Bosworth Wins $7 Million In Suit
Brian Bosworth scored one of the biggest victories of his life today in federal court as a jury ruled in his favor in his $5.1 million disability-insurance case against Lloyd's of London.
The Seattle jury of seven women and five men in the court of District Judge William L. Dwyer had deliberated about 10 hours after receiving the case last Friday and breaking for the weekend.
Interest is expected to push the award to near $7 million, according to lawyers for Bosworth, a former linebacker for the Seattle Seahawks, and the NFL team.
The jury also ruled that the Seahawks are due $218,750 from the insurance company on a policy the team purchased to pay Bosworth's 1989 salary after he was placed on injured reserve.
Bosworth rested his head in his hands as the verdict was read and later hugged his common-law wife, Katherine Nicastro, for 25 seconds when court was adjourned.
Bosworth told reporters he felt an "overwhelming sensation of emotion" as the verdict was read.
He said it was "very poetic" that one of the last aspects of his brief NFL career "end here in Seattle and end in a positive manner."
Bosworth said the principle of the case was more important to him than the money. "It wasn't a monetary thing at all," he said.
He said the trial was emotional because it forced him to face the fact his football-playing days are finished.
"The last 2 1/2 years, I've lived in denial of my injury. . . ." he said. "We can now put this part of my life to rest."
Lawyers for Lloyd's had argued during the 10-day trial that the policies were "accident-only" policies and that Bosworth's career ended because of degenerative arthritis, which they classified as a disease.
Tom Merrick, attorney for Lloyd's, said the verdict might be appealed.
Bosworth's final NFL game was against the Phoenix Cardinals in Week 2 of the 1989 season.
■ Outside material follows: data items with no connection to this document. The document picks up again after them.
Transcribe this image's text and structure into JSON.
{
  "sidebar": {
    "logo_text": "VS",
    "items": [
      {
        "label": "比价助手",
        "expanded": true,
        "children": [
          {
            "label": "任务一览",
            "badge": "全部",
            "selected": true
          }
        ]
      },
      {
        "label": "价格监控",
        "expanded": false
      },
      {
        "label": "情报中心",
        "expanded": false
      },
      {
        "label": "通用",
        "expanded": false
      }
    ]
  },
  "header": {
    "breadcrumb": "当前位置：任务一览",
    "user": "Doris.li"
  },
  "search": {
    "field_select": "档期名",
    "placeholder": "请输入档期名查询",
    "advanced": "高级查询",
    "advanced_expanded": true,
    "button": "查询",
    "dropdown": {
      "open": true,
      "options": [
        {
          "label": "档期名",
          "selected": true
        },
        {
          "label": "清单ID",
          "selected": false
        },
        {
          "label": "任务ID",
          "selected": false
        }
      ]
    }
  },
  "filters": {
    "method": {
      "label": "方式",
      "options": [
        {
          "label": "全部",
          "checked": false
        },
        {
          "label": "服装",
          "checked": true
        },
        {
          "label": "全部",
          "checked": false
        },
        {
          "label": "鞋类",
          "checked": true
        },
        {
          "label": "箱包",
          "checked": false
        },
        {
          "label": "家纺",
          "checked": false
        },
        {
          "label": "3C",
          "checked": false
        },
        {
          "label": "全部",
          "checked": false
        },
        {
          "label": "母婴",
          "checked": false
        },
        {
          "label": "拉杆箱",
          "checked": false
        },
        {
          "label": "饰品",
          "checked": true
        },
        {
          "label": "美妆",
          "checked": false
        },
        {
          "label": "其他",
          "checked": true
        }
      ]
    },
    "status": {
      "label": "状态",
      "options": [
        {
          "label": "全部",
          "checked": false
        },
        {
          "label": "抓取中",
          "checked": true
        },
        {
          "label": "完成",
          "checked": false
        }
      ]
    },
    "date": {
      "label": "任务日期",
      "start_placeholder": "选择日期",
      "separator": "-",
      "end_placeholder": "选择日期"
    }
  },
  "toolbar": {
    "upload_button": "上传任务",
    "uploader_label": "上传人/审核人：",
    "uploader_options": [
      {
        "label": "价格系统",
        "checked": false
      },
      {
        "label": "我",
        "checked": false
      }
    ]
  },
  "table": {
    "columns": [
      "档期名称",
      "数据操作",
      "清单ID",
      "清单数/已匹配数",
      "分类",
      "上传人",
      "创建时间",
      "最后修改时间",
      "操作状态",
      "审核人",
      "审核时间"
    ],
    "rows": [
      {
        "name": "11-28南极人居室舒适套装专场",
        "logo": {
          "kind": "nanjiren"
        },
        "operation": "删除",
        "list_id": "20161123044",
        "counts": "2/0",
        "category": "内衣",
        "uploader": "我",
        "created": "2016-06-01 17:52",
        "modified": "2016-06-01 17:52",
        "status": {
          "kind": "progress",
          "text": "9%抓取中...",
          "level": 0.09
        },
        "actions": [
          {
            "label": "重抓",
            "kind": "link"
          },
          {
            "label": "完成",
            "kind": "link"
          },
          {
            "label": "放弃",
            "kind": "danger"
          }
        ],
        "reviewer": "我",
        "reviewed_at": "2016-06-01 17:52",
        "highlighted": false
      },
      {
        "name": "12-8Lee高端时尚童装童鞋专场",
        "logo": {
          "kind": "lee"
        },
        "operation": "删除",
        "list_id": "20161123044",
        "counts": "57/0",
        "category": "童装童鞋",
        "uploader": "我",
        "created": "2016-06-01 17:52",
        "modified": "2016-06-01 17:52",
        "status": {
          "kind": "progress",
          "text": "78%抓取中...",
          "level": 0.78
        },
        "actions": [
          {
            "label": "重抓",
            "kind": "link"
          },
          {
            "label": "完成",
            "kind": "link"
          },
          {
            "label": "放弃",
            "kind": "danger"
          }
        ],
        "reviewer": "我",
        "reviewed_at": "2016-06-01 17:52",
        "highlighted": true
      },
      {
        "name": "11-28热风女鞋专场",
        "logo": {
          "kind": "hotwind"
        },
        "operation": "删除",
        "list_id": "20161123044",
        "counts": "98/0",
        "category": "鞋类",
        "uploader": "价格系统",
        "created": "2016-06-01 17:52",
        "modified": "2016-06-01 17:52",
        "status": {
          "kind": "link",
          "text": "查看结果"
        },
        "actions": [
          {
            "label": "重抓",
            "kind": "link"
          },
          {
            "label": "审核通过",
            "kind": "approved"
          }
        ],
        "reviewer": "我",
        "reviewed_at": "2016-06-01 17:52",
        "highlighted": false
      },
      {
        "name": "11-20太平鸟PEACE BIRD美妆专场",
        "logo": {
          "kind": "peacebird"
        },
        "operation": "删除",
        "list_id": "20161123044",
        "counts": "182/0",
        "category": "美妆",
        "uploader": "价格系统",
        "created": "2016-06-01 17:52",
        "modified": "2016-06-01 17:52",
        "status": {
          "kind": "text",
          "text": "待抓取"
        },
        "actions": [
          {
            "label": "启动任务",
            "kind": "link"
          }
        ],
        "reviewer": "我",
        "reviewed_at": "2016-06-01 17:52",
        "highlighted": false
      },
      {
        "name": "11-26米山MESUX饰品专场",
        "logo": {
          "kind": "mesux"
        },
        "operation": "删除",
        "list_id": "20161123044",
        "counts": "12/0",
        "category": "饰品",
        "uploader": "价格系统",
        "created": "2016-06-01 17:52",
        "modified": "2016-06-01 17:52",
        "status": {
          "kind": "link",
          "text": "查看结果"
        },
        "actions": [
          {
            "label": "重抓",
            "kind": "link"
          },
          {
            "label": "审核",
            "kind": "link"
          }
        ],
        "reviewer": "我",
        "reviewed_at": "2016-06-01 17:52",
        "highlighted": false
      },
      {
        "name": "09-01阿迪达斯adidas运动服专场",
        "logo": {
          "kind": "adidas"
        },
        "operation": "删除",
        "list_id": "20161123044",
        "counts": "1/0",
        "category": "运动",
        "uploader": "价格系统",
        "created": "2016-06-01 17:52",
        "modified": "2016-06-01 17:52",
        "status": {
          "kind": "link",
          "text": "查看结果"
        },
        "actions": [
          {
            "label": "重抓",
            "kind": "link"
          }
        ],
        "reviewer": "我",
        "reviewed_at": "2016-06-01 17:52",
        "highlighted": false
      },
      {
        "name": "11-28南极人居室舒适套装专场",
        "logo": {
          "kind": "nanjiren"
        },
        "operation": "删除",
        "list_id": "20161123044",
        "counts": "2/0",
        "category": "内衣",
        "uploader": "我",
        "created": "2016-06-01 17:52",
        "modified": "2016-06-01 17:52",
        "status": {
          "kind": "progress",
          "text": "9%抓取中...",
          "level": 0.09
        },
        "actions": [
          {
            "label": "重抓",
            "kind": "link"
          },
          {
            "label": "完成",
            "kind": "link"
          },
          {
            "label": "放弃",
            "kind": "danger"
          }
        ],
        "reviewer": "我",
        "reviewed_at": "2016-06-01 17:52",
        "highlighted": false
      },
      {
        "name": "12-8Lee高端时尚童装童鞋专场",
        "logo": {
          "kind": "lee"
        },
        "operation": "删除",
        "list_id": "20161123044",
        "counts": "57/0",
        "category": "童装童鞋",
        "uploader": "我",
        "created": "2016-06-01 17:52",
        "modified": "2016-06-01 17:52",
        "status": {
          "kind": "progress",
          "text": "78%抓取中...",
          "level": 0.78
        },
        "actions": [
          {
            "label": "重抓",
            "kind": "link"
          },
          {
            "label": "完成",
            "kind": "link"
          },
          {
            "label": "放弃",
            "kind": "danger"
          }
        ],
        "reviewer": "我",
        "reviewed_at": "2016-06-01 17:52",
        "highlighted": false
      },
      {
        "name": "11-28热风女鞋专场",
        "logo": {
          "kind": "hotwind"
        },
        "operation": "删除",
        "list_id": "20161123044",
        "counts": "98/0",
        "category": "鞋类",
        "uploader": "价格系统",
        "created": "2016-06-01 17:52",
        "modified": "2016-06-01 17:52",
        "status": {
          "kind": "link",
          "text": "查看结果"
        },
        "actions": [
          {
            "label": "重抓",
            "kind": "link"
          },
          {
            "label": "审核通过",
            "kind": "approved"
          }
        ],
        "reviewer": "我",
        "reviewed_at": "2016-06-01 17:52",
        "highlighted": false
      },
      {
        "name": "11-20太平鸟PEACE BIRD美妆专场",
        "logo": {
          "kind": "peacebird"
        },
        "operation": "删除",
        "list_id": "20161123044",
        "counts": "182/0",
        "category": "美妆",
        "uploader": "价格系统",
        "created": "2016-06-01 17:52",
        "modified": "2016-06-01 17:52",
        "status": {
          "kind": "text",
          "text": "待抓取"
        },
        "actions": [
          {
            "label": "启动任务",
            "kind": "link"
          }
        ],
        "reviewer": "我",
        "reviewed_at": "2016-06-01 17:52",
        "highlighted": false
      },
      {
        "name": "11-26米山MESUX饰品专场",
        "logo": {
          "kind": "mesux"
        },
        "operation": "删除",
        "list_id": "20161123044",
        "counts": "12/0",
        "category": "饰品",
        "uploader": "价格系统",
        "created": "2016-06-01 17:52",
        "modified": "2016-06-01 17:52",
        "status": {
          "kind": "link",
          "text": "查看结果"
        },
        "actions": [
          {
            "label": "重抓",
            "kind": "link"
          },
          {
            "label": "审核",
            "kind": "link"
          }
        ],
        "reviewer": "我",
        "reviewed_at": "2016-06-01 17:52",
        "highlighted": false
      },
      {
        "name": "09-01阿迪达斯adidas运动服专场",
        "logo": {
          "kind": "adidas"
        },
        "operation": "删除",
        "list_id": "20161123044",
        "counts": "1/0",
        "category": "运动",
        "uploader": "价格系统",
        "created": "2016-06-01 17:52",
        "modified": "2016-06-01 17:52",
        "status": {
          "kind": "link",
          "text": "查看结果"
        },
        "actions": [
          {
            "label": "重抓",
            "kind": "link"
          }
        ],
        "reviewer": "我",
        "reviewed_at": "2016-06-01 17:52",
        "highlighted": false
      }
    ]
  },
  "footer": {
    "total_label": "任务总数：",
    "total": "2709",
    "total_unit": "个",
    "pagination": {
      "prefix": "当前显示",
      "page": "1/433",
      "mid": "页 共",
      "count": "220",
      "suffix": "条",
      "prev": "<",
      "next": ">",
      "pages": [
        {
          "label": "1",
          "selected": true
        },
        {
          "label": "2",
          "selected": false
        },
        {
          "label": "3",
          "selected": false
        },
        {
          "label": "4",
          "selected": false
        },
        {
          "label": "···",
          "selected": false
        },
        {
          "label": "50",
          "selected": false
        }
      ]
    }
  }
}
He left the game with a right shoulder injury suffered while tackling Ron Wolfley. He re-entered the game in pain and had to leave after tackling Stump Mitchell on what was the final play of both their careers. Bosworth and the Seahawks argued that it was the right-shoulder injury suffered in the game that forced his retirement.
The Seahawks acquired Bosworth in the 1987 supplemental draft lottery in what was hailed then as a stroke of gigantic luck. Bosworth wore business suits throughout the trial and looked like a lawyer with close-cropped hair. He testified that "the Boz" was a character and an act and told the jury his book, "The Boz: Confessions of a Modern Anti-Hero" was "a comic book from cover to cover."